Leslie disait vrai. Je l’avais convaincue de venir avec moi à Spring Hill et de laisser la maison et ses nombreuses activités en plan pour quelque temps. Je lui avais promis un voyage qui serait riche en expériences de toutes sortes, qui apporterait une réponse à certaines de nos questions et nous ouvrirait à de nouvelles idées. Car les idées pour nous étaient source de joie et d’espérance. Nous ne pouvions résister à leur appel.
« D’où viennent les idées ? demandai-je alors à Pye.
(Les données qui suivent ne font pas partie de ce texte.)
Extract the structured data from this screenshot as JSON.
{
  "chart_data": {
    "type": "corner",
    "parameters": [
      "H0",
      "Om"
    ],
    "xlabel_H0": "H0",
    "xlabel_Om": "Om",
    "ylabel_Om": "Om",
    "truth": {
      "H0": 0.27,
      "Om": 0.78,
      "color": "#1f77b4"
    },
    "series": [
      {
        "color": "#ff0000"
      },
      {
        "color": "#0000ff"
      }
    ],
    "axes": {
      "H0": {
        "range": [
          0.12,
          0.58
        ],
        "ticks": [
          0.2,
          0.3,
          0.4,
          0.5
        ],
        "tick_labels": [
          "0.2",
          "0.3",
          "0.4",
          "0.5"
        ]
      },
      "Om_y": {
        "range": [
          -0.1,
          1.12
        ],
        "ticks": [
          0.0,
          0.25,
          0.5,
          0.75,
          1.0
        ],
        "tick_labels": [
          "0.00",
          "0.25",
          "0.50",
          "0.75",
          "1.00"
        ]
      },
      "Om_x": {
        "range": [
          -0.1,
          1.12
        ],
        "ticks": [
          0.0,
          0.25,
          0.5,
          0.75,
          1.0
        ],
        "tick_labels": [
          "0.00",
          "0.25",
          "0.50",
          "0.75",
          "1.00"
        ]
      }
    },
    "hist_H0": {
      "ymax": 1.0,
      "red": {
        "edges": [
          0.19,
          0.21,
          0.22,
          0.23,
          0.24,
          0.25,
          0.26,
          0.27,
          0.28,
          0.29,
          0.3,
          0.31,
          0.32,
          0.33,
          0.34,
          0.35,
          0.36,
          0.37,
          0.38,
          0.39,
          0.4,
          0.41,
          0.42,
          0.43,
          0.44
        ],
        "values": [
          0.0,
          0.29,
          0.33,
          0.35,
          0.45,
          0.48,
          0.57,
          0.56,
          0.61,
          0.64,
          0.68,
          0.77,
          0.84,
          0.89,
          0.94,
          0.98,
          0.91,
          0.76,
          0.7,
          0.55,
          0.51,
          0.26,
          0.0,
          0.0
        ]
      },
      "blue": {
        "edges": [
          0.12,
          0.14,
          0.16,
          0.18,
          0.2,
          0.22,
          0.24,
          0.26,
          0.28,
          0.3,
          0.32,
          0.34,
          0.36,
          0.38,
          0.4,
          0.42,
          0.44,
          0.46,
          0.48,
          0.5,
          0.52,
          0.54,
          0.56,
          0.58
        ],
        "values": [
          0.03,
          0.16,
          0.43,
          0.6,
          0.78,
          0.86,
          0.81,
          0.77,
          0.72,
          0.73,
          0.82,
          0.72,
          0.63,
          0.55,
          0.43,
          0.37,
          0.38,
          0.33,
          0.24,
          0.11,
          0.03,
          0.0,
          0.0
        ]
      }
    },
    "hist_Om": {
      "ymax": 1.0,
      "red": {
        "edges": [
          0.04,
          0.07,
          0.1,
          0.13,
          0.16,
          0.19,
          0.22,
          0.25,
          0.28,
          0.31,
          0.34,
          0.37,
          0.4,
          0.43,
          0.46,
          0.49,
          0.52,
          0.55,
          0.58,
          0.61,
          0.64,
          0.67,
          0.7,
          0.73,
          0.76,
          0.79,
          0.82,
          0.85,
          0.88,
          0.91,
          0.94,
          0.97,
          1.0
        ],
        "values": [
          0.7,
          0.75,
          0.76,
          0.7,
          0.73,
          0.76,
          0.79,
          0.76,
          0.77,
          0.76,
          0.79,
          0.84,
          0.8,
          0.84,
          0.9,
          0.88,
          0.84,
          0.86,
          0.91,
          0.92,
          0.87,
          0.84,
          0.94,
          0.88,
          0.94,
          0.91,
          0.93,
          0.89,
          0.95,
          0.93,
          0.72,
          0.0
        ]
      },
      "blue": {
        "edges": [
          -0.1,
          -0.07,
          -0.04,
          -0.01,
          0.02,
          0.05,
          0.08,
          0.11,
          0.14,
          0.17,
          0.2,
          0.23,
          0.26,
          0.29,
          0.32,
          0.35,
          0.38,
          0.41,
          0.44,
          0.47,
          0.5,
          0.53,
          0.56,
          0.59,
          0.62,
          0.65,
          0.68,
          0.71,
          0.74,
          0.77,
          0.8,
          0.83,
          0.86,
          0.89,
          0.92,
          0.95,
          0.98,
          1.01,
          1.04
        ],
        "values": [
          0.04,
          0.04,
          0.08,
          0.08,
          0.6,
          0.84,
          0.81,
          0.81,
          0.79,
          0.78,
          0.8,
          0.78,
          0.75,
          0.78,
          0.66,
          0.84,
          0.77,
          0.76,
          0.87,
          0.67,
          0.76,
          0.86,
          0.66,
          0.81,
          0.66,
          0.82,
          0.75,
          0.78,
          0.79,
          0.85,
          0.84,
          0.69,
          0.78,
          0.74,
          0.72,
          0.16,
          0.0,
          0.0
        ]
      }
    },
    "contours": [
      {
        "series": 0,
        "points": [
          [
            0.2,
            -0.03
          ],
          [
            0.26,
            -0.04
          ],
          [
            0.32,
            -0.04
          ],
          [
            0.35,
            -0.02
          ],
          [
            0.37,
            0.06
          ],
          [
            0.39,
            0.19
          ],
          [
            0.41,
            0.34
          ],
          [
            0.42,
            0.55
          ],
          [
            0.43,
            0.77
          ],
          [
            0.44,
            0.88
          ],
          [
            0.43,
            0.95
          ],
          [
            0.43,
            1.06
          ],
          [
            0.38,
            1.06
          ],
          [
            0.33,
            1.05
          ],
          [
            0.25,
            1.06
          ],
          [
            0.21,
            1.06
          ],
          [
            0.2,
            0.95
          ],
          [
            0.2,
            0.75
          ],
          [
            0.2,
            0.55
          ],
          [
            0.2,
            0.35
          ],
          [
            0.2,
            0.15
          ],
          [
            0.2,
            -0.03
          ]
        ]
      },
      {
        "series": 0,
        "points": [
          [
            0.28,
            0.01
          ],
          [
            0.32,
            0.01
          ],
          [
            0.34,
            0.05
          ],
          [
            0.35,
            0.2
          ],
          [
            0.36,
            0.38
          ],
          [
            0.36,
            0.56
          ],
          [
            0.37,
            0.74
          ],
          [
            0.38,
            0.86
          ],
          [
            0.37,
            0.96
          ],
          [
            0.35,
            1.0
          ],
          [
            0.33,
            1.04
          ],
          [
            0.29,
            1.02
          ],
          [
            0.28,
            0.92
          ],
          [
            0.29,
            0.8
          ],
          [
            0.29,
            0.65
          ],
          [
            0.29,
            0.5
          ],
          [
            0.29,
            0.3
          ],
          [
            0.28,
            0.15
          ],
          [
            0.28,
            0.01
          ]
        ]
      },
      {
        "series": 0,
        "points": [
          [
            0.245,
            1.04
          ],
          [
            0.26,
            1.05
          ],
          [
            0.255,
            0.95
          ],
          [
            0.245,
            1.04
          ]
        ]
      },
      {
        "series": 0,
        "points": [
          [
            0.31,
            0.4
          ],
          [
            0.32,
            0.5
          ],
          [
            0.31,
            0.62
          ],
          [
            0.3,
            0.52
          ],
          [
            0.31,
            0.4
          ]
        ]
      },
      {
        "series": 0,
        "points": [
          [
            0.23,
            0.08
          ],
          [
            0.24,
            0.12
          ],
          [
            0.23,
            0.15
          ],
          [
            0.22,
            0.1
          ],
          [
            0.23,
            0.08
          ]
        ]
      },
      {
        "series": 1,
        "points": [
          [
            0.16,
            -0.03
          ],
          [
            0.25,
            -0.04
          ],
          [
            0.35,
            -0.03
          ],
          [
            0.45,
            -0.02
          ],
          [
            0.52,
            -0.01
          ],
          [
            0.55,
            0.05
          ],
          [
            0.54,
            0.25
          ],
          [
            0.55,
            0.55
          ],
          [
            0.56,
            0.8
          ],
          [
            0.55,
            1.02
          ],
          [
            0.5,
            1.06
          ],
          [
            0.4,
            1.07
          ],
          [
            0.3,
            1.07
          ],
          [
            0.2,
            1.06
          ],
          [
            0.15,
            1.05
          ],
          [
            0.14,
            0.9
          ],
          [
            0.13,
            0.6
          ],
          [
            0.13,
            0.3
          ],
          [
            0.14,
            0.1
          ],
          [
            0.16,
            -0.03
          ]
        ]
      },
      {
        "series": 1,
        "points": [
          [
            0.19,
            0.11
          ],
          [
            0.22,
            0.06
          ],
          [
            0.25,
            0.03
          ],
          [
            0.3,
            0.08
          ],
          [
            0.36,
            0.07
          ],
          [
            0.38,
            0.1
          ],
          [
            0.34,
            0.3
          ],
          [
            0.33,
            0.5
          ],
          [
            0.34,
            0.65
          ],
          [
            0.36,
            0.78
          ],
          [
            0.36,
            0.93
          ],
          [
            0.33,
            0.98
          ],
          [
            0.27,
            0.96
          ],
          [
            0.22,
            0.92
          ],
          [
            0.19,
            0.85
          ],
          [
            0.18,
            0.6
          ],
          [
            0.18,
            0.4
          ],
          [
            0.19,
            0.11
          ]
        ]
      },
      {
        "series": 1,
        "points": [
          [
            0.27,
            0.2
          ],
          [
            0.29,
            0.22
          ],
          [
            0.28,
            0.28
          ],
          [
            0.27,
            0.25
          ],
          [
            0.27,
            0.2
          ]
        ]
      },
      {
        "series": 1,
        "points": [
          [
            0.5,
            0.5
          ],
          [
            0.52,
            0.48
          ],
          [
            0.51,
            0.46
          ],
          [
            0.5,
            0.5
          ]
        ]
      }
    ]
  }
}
— Dix degrés vers la gauche, me répondit-elle.
— Pardon, objectai-je. Je crains que vous ne m’ayez mal compris. Je parlais des idées et me demandais, entre autres, pourquoi elles nous viennent en de si étranges moments.
— Dans le plan, vous trouverez réponse à toutes vos questions, dit Pye. Maintenant, tournez plutôt de vingt degrés vers la gauche, puis atterrissez. »
Je me sentais en présence de Pye, notre guide, comme je m’étais toujours senti en présence de mes instructeurs de vol. Tant et aussi longtemps qu’ils demeuraient avec moi dans l’avion, je n’avais pas peur.